I'm new to cassandra and would like to ask what would be correct model design pattern for such tasks. I would like to model data with future removal possibility.
I have 100,000,000 records per day of this structure:
- transaction_id <- this is unique
- transaction_time
- transaction_type
- user_name
- ... some other information
I will need to fetch data by user_name (I have about 5,000,000 users). Also I will need to find transaction details by its id. All the data will be irrelevant after say about 30 days, so need to find a way to delete outdated rows.

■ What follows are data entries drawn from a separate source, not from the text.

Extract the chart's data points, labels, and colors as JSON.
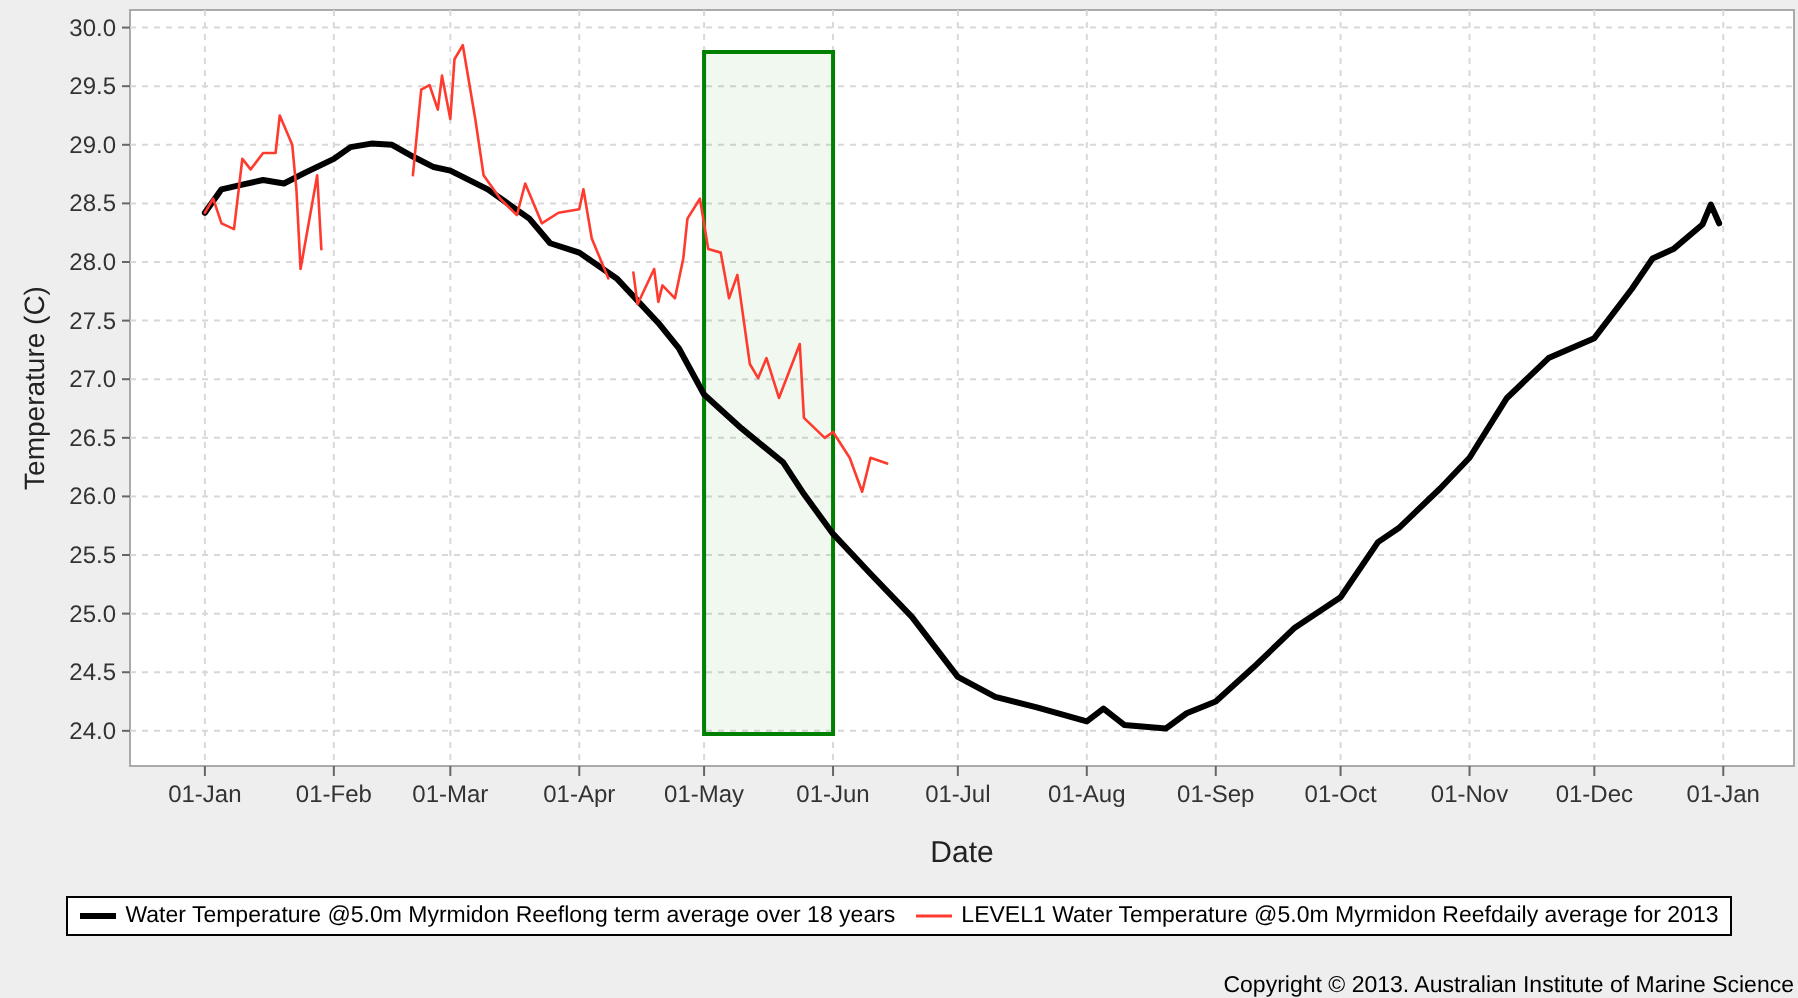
{
  "chart_data": {
    "type": "line",
    "xlabel": "Date",
    "ylabel": "Temperature (C)",
    "xlim": [
      "2012-12-14",
      "2014-01-18"
    ],
    "ylim": [
      23.7,
      30.15
    ],
    "xticks": [
      {
        "value": "2013-01-01",
        "label": "01-Jan"
      },
      {
        "value": "2013-02-01",
        "label": "01-Feb"
      },
      {
        "value": "2013-03-01",
        "label": "01-Mar"
      },
      {
        "value": "2013-04-01",
        "label": "01-Apr"
      },
      {
        "value": "2013-05-01",
        "label": "01-May"
      },
      {
        "value": "2013-06-01",
        "label": "01-Jun"
      },
      {
        "value": "2013-07-01",
        "label": "01-Jul"
      },
      {
        "value": "2013-08-01",
        "label": "01-Aug"
      },
      {
        "value": "2013-09-01",
        "label": "01-Sep"
      },
      {
        "value": "2013-10-01",
        "label": "01-Oct"
      },
      {
        "value": "2013-11-01",
        "label": "01-Nov"
      },
      {
        "value": "2013-12-01",
        "label": "01-Dec"
      },
      {
        "value": "2014-01-01",
        "label": "01-Jan"
      }
    ],
    "yticks": [
      {
        "value": 24,
        "label": "24.0"
      },
      {
        "value": 24.5,
        "label": "24.5"
      },
      {
        "value": 25,
        "label": "25.0"
      },
      {
        "value": 25.5,
        "label": "25.5"
      },
      {
        "value": 26,
        "label": "26.0"
      },
      {
        "value": 26.5,
        "label": "26.5"
      },
      {
        "value": 27,
        "label": "27.0"
      },
      {
        "value": 27.5,
        "label": "27.5"
      },
      {
        "value": 28,
        "label": "28.0"
      },
      {
        "value": 28.5,
        "label": "28.5"
      },
      {
        "value": 29,
        "label": "29.0"
      },
      {
        "value": 29.5,
        "label": "29.5"
      },
      {
        "value": 30,
        "label": "30.0"
      }
    ],
    "grid": true,
    "legend": "bottom",
    "line_style": "solid",
    "marker": "none",
    "bands": [
      {
        "axis": "x",
        "from": "2013-05-01",
        "to": "2013-06-01",
        "color": "#008000"
      }
    ],
    "annotations": [
      "Copyright © 2013. Australian Institute of Marine Science"
    ],
    "series": [
      {
        "name": "Water Temperature @5.0m Myrmidon Reeflong term average over 18 years",
        "color": "#000000",
        "x": [
          "2013-01-01",
          "2013-01-05",
          "2013-01-10",
          "2013-01-15",
          "2013-01-20",
          "2013-01-25",
          "2013-02-01",
          "2013-02-05",
          "2013-02-10",
          "2013-02-15",
          "2013-02-20",
          "2013-02-25",
          "2013-03-01",
          "2013-03-10",
          "2013-03-20",
          "2013-03-25",
          "2013-04-01",
          "2013-04-10",
          "2013-04-20",
          "2013-04-25",
          "2013-05-01",
          "2013-05-10",
          "2013-05-20",
          "2013-05-25",
          "2013-06-01",
          "2013-06-10",
          "2013-06-20",
          "2013-07-01",
          "2013-07-10",
          "2013-07-20",
          "2013-08-01",
          "2013-08-05",
          "2013-08-10",
          "2013-08-20",
          "2013-08-25",
          "2013-09-01",
          "2013-09-10",
          "2013-09-20",
          "2013-10-01",
          "2013-10-10",
          "2013-10-15",
          "2013-10-25",
          "2013-11-01",
          "2013-11-10",
          "2013-11-20",
          "2013-12-01",
          "2013-12-10",
          "2013-12-15",
          "2013-12-20",
          "2013-12-27",
          "2013-12-29",
          "2013-12-31"
        ],
        "values": [
          28.42,
          28.62,
          28.66,
          28.7,
          28.67,
          28.76,
          28.88,
          28.98,
          29.01,
          29.0,
          28.9,
          28.81,
          28.78,
          28.62,
          28.37,
          28.16,
          28.08,
          27.86,
          27.48,
          27.26,
          26.87,
          26.58,
          26.29,
          26.02,
          25.68,
          25.34,
          24.97,
          24.46,
          24.29,
          24.2,
          24.08,
          24.19,
          24.05,
          24.02,
          24.15,
          24.25,
          24.54,
          24.88,
          25.14,
          25.61,
          25.73,
          26.07,
          26.33,
          26.84,
          27.18,
          27.35,
          27.77,
          28.03,
          28.11,
          28.32,
          28.49,
          28.33
        ]
      },
      {
        "name": "LEVEL1 Water Temperature @5.0m Myrmidon Reefdaily average for 2013",
        "color": "#ff3b2f",
        "x": [
          "2013-01-01",
          "2013-01-03",
          "2013-01-05",
          "2013-01-08",
          "2013-01-10",
          "2013-01-12",
          "2013-01-15",
          "2013-01-18",
          "2013-01-19",
          "2013-01-22",
          "2013-01-23",
          "2013-01-24",
          "2013-01-28",
          "2013-01-29",
          "2013-02-10",
          "2013-02-20",
          "2013-02-22",
          "2013-02-24",
          "2013-02-26",
          "2013-02-27",
          "2013-03-01",
          "2013-03-02",
          "2013-03-04",
          "2013-03-07",
          "2013-03-09",
          "2013-03-13",
          "2013-03-17",
          "2013-03-19",
          "2013-03-23",
          "2013-03-27",
          "2013-04-01",
          "2013-04-02",
          "2013-04-04",
          "2013-04-08",
          "2013-04-11",
          "2013-04-14",
          "2013-04-15",
          "2013-04-19",
          "2013-04-20",
          "2013-04-21",
          "2013-04-24",
          "2013-04-26",
          "2013-04-27",
          "2013-04-30",
          "2013-05-02",
          "2013-05-05",
          "2013-05-07",
          "2013-05-09",
          "2013-05-12",
          "2013-05-14",
          "2013-05-16",
          "2013-05-19",
          "2013-05-24",
          "2013-05-25",
          "2013-05-30",
          "2013-06-01",
          "2013-06-05",
          "2013-06-08",
          "2013-06-10",
          "2013-06-14"
        ],
        "values": [
          28.42,
          28.54,
          28.33,
          28.28,
          28.88,
          28.79,
          28.93,
          28.93,
          29.25,
          29.0,
          28.62,
          27.94,
          28.74,
          28.11,
          null,
          28.74,
          29.47,
          29.51,
          29.3,
          29.59,
          29.22,
          29.73,
          29.85,
          29.22,
          28.74,
          28.54,
          28.4,
          28.67,
          28.33,
          28.42,
          28.45,
          28.62,
          28.2,
          27.86,
          null,
          27.91,
          27.64,
          27.94,
          27.66,
          27.8,
          27.69,
          28.03,
          28.37,
          28.54,
          28.11,
          28.08,
          27.69,
          27.89,
          27.13,
          27.01,
          27.18,
          26.84,
          27.3,
          26.67,
          26.5,
          26.55,
          26.33,
          26.04,
          26.33,
          26.28
        ]
      }
    ]
  }
}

As much I have found, TTL-s expire column values, not rows. So far I came across with this model, and as I understand it will imply really wide rows:
CREATE TABLE user_transactions (
transaction_date timestamp, //date part of transactiom
user_name text,
transaction_id text,
transaction_time timestamp, //original transaction time
transaction_type int,
PRIMARY KEY ((transaction_date, user_name), transaction_id)
);
CREATE INDEX idx_user_transactions_uname ON USER_TRANSACTIONS(user_name);
CREATE INDEX idx_user_transactions_tid ON USER_TRANSACTIONS(transaction_id);
but this model does not allow deletions by transaction_date. this also builds indexes with high cardinality, what cassandra docs strongly discourages
So what will be the correct model for this task?
EDIT:
Ugly workaround I came with so far is to create single table per date partition. Mind you, I call this workaround and not a solution. I'm still looking for right data model
CREATE TABLE user_transactions_YYYYMMDD (
user_name text,
transaction_id text,
transaction_time timestamp,
transaction_type int,
PRIMARY KEY (user_name)
);
YYYYMMDD is date part of transaction. we can create similar table with transaction_id for transaction lookup. obsolete tables can be dropped or truncated.